Les aminophosphines permettent bien de former des NCx d’InP en présence d’InCl3. Les NCx formés avec P(NMe2)3 semblent de meilleur qualité que ceux formés par la tripyrrolidinophosphine. De ce fait nous avons choisi de continuer les études avec P(NMe2)3. Si nous considérons les degrés d’oxydation des différents réactifs, nous pouvons noter que les précurseurs d’indium et de phosphore sont, tous deux, au degré d’oxydation (+III). Ainsi, pour qu’il y ait réaction entre ces deux précurseurs, il est nécessaire de se placer dans des conditions permettant la réduction d’In(+III) , de P(+III) ou bien des deux.

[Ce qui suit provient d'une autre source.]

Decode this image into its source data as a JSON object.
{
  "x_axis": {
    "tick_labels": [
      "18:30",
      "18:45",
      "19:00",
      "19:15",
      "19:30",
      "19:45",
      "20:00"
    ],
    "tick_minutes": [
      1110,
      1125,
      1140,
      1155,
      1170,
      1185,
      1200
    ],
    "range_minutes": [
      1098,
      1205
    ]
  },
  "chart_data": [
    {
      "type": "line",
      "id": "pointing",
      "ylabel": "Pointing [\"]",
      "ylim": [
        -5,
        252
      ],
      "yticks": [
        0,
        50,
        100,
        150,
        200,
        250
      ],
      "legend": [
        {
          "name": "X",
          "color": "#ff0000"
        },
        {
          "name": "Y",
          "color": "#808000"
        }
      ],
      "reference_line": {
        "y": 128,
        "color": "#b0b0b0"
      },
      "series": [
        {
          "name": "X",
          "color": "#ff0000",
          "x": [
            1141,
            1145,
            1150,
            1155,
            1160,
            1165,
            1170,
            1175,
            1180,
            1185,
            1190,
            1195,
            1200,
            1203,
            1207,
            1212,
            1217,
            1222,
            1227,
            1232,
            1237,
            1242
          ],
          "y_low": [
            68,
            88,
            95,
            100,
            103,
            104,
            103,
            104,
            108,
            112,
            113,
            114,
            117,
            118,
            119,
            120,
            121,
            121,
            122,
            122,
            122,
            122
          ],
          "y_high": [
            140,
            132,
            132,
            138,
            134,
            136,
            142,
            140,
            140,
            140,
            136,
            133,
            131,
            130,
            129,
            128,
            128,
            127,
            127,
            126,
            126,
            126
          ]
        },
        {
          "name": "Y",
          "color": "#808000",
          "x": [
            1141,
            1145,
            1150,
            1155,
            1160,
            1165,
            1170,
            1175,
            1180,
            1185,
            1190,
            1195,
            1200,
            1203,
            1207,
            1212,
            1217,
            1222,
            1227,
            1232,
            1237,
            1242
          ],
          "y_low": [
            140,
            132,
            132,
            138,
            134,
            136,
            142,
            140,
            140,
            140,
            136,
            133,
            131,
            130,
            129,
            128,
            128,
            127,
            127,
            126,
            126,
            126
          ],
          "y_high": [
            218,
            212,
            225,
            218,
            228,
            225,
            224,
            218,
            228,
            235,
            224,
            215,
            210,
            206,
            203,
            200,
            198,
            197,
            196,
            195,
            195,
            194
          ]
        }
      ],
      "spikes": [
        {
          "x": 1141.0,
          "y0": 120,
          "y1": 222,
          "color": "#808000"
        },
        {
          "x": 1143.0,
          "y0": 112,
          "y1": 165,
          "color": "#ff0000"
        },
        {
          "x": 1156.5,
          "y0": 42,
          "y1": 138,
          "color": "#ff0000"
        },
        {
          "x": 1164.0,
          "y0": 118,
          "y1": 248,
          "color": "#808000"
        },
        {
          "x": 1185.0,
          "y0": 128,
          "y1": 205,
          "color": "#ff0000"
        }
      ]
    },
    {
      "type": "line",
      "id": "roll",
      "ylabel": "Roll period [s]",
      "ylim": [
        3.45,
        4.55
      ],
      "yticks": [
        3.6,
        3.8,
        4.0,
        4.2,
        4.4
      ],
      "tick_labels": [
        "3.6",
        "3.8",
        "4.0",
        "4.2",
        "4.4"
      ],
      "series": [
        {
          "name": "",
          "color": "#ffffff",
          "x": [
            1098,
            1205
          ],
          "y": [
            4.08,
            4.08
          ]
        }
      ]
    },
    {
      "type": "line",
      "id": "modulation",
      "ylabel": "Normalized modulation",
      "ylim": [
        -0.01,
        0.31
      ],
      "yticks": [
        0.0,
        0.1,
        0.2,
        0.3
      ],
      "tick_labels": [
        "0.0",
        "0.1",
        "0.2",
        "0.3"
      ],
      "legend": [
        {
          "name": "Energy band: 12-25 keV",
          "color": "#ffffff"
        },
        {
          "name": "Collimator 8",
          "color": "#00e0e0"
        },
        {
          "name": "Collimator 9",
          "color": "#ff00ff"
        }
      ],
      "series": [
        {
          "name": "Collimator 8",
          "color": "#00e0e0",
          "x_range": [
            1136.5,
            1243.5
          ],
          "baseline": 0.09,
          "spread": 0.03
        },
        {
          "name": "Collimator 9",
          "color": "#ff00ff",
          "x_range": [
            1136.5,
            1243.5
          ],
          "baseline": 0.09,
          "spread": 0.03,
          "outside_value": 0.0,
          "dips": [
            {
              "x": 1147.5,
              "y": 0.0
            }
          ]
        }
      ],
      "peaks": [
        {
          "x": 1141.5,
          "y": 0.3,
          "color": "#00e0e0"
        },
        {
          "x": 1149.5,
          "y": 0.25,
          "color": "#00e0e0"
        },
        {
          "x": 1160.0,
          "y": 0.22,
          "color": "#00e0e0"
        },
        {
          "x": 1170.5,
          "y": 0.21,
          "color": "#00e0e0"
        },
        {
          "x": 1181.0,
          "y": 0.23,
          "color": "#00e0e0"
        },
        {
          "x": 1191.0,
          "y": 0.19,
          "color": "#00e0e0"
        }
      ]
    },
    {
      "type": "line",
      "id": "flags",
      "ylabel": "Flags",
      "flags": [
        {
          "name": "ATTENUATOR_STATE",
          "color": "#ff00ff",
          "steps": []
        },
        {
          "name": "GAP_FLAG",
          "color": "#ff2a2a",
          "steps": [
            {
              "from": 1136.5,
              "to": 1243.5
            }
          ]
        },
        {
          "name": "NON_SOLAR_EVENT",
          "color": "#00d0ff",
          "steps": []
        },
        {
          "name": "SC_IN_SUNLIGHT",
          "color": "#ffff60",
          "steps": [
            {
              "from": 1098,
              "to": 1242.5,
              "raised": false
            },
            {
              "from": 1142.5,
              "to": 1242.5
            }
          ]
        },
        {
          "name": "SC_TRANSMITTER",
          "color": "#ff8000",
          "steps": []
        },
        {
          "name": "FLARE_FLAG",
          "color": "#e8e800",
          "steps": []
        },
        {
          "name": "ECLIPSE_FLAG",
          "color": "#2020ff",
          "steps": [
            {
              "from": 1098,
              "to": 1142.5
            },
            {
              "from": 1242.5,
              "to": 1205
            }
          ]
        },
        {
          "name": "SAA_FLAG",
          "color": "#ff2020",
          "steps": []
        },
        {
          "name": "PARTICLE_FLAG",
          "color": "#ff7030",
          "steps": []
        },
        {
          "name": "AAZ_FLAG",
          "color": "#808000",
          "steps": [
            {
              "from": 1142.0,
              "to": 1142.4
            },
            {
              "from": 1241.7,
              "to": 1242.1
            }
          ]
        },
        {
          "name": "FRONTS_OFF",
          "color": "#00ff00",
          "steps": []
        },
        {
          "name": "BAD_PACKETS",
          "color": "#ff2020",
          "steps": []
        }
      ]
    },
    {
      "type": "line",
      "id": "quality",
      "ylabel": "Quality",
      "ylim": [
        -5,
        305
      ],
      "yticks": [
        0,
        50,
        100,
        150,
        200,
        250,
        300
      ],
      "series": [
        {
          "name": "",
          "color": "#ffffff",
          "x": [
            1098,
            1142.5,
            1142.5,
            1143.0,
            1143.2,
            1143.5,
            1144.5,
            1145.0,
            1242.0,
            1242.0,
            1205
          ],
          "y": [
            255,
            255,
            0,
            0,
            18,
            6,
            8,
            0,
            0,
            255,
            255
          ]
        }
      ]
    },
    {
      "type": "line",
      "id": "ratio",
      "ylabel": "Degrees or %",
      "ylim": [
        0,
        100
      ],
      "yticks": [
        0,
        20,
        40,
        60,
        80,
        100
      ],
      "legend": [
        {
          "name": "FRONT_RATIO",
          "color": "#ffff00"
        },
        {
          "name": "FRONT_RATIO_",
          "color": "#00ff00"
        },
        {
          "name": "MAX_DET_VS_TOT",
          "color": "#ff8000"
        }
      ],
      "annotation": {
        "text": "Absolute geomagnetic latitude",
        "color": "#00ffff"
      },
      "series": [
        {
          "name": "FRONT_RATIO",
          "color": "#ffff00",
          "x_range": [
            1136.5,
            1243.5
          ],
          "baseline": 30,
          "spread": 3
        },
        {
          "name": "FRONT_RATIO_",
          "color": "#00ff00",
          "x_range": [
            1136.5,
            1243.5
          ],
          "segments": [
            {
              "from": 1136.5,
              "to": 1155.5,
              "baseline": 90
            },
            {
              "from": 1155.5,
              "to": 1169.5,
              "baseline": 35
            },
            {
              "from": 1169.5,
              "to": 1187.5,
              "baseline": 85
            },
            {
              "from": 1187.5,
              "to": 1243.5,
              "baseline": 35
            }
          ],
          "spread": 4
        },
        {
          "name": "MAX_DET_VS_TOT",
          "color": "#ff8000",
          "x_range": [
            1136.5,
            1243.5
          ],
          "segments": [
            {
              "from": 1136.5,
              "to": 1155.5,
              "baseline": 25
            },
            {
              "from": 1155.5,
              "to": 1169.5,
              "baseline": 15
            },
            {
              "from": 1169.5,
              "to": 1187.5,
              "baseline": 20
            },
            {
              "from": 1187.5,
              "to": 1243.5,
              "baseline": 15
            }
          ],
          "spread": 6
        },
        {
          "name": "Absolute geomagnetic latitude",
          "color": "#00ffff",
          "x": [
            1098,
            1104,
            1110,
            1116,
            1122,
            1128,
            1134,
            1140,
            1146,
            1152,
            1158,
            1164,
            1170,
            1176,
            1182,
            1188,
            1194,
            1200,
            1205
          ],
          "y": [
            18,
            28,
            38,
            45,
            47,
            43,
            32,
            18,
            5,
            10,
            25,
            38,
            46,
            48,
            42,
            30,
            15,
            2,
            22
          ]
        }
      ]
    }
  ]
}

Afin d’améliorer la formation des NCx d’InP, divers réducteurs couramment utilisés en synthèse organique ont été employés. Le but, ici, est d’induire une réduction d’In(+III) en In(0). Le premier réducteur que nous avons testé est l’hydrure de diisobutylaluminium (DIBAL) en solution à 1M dans le THF (1 mmol). Le DIBAL, en excès par rapport à l’indium, est injecté à TA après la solubilisation d’InCl3 dans l’OLA puis P(NMe2)3 est injecté. Le mélange se colore instantanément en noir mais aucune particule n’est discernable ni en absorbance ni en MET. Le DIBAL ne réduit pas InCl3 puisqu’aucune nanoparticule d’indium n’est observée avant l’injection de l’aminophosphine. Nous avons testé un autre réducteur, le superhydrure ou le triéthylborohydrure de lithium (LiEt3BH, solution à 1,0 M dans le THF). Cette expérience est inspirée du travail de l’équipe de Kovalenko sur la synthèse de NCx d’indium.137 La synthèse met en jeu la réduction d’InCl3 par le superhydrure dans l’OLA. Lorsque nous adaptons cette synthèse à nos conditions expérimentales, le diffractogramme en Figure 44A montre bien la formation de NCx d’indium. Lorsque nous observons les clichés de MET de la Figure 44B, nous observons que les particules sont

agrégées et comme piégées dans une matrice. Malheureusement, lorsque P(NMe2)3 est injecté, aucune formation de NCx d’InP n’est observée. Pour conclure sur ces études, il semble que la formation de NCx d’InP ne passe pas par la réduction de l’indium. Nous pouvons donc avancer l’hypothèse que la formation de nanoparticules d’InP, à partir d’aminophosphine, pourrait passer par le changement du degré d’oxydation du phosphore.

Figure 44. (A) Images de MET et (B) Diffractogramme de rayons X de NCx d'In(0) synthétisés à l'aide d'InCl3 et du superhydrure. Le symbole * correspond au signal du support en silicium.